Elles se prirent par la main et se mirent à virevolter autour de la pièce en dansant. Je regardai Mary, qui leva les yeux au ciel et replongea dans son livre.
— Ma foi, je m’habillerai en abeille si l’intérêt général le demande, déclara Jane avec gentillesse. Croyez-vous que l’on demandera également à Mr Bingley de se déguiser ? Et devrons-nous, ajouta-t-elle non sans hardiesse, nous revoir en abeilles ?
— Ce n’est pas précisé, dit Mr Bennet en relisant l’énoncé de l’épreuve. Mais je m’attends à ce qu’on demande à Mr Bingley de se comporter comme un parfait crétin en toutes circonstances. Et pareil pour Darcy, je parie.
— Où est passée Mrs Bennet ? demandai-je, car je ne l’avais pas vue depuis mon arrivée.
— Nous avons encore dû mettre notre pauvre maman dans le placard, expliqua Lizzie en désignant une grosse armoire que Thursday5 ouvrit pour montrer qu’en effet Mrs Bennet l’occupait, raide comme un piquet et les yeux dans le vague.
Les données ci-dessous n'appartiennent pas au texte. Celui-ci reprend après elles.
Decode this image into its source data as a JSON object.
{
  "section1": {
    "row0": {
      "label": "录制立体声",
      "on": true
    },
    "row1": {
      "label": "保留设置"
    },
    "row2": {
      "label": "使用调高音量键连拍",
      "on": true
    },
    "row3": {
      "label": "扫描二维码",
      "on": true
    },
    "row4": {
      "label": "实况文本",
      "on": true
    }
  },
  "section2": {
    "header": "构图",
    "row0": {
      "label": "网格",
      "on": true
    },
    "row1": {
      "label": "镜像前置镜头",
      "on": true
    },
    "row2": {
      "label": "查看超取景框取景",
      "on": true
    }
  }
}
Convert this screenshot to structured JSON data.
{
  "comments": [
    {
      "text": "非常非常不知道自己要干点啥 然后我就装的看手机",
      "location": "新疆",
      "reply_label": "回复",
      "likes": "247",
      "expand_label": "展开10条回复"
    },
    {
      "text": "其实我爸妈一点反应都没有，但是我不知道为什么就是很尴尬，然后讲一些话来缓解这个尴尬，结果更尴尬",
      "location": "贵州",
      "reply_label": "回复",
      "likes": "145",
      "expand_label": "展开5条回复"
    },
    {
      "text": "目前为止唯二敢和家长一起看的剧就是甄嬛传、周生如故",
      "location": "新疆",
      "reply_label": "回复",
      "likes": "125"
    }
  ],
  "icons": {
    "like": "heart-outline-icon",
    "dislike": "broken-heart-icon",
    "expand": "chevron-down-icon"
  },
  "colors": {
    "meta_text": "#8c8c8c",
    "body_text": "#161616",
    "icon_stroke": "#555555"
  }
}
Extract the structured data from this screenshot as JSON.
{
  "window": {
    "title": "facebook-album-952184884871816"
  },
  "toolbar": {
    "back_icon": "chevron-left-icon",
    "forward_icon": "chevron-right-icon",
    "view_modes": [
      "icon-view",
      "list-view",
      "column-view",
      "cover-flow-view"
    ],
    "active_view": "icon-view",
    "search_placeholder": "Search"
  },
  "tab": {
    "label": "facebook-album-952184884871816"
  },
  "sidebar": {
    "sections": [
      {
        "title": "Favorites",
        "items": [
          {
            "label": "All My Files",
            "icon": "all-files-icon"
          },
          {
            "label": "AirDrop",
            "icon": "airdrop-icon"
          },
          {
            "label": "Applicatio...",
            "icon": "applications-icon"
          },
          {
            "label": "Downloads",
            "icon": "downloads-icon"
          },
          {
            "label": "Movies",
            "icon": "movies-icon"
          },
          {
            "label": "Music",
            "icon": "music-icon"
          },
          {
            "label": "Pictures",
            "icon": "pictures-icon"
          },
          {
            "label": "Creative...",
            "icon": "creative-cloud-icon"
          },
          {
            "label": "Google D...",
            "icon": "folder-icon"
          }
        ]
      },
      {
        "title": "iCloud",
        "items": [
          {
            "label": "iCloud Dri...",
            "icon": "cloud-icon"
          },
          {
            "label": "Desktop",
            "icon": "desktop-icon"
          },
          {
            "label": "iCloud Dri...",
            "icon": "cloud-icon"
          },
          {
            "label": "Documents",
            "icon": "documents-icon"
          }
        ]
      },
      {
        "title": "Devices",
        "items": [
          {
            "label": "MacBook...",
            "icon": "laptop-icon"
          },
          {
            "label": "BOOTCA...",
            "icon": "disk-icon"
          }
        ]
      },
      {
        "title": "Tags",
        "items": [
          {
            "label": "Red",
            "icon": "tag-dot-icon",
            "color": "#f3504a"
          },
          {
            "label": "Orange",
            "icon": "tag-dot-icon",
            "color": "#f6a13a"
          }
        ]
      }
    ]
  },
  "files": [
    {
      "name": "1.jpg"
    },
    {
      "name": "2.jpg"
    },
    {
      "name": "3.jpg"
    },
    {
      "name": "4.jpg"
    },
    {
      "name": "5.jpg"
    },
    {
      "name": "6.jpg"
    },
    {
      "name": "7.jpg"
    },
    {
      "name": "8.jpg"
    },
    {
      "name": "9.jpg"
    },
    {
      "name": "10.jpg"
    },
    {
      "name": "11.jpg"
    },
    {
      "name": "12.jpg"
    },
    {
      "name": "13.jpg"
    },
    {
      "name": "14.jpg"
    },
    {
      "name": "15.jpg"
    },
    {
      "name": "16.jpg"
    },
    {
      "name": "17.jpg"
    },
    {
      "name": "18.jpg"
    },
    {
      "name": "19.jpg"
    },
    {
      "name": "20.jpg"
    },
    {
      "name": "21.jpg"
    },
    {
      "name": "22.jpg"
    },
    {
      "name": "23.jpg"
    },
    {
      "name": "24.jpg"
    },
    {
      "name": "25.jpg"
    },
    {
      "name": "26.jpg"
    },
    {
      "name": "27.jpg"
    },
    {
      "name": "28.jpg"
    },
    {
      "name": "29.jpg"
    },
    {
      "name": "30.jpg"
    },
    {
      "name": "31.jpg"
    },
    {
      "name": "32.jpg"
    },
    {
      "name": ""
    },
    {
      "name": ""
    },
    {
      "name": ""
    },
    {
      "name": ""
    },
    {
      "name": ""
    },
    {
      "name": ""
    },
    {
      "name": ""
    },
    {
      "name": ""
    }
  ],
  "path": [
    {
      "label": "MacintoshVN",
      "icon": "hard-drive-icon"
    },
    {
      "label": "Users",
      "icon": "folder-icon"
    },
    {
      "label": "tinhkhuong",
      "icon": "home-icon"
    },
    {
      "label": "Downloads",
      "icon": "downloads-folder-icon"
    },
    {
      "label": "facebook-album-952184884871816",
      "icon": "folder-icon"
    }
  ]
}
— Ça la calme, poursuivit Jane tandis que Thursday5 Armait la porte de l’armoire. Notre chère maman va devoir souvent trouver refuge dans le placard au cours du livre.
— Oui, ajouta Jane sur un ton pensif. J’ai bien peur qu’elle encaisse assez mal l’idée des abeilles. Tant qu’il lui restera une fille à marier, elle n’aura qu’une seule pensée à l’esprit, et elle est capable de se montrer… disons agitée et provoquer des scènes affreuses. Croyez-vous qu’un tel comportement est de nature à gâcher l’épreuve ?
— Non, dis-je avec lassitude. Plus les choses dégénèrent, meilleure devient la réalité, si vous voyez ce que je veux dire.
— J’ai peur que non.
— Thursday, ma fille, intervint Bradshaw en regardant sa montre. Que pensez-vous de cette suggestion : tout le monde va se cacher, comme ça, plus de livre.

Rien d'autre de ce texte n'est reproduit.